A HCV screening campaign was conducted in the general population in 24 districts previously identified to have a high HCV disease burden. At the time of sample collection, sociodemographic information and self-reported risk factors were collected. Bivariate and multivariate logistic regressions were conducted to assess risk factors independently associated with hepatitis C antibodies (HCVAb) seroprevalence.

RESULTS:

Out of a total of 326,263 individuals screened for HCVAb, 22,183 (6.8%) were positive. In multivariate analysis, risk factors identified as statistically associated with HCVAb Seroprevalence include history of traditional operation or scarification (OR = 1.09, 95% CI: 1.05-1.14), presence of viral hepatitis in the family (OR = 1.27, 95% CI: 1.15-1.40), widowed or separated/divorced (OR = 1.36, 95% CI: 1.26-1.47), Southern province (OR = 1.98, 95% CI: 1.88-2.08) and aged 65 years and older (OR = 4.86, 95% CI: 4.62-5.11).

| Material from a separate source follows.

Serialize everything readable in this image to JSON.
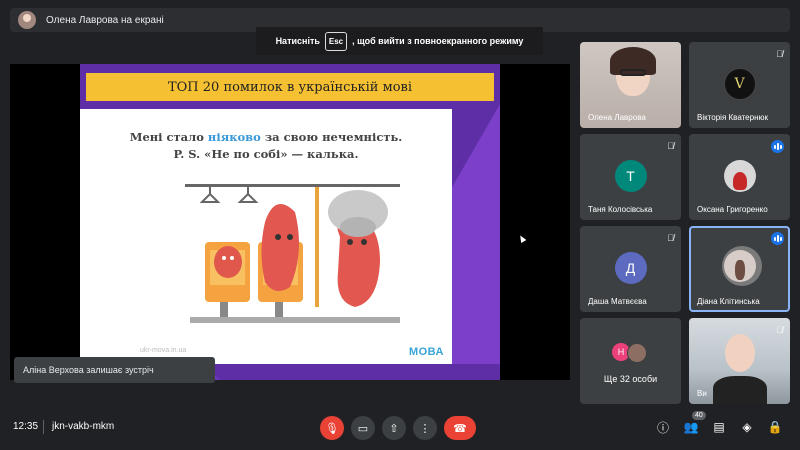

Ubudehe category 3 (OR = 0.97, 95% CI: 0.93-1.01) and participants using RAMA (Health insurances for employees of public and private sectors) insurance (OR = 0.76, 95% CI: 0.70-0.85) had lower odds of HCV seroprevalence.

CONCLUSIONS:

Our findings provide important information for Rwanda's strategy on prevention and case-finding. Future prevention interventions should aim to reduce transmission through targeted messaging around traditional healing practices and case-finding targeting individuals with a history of exposure or advanced age.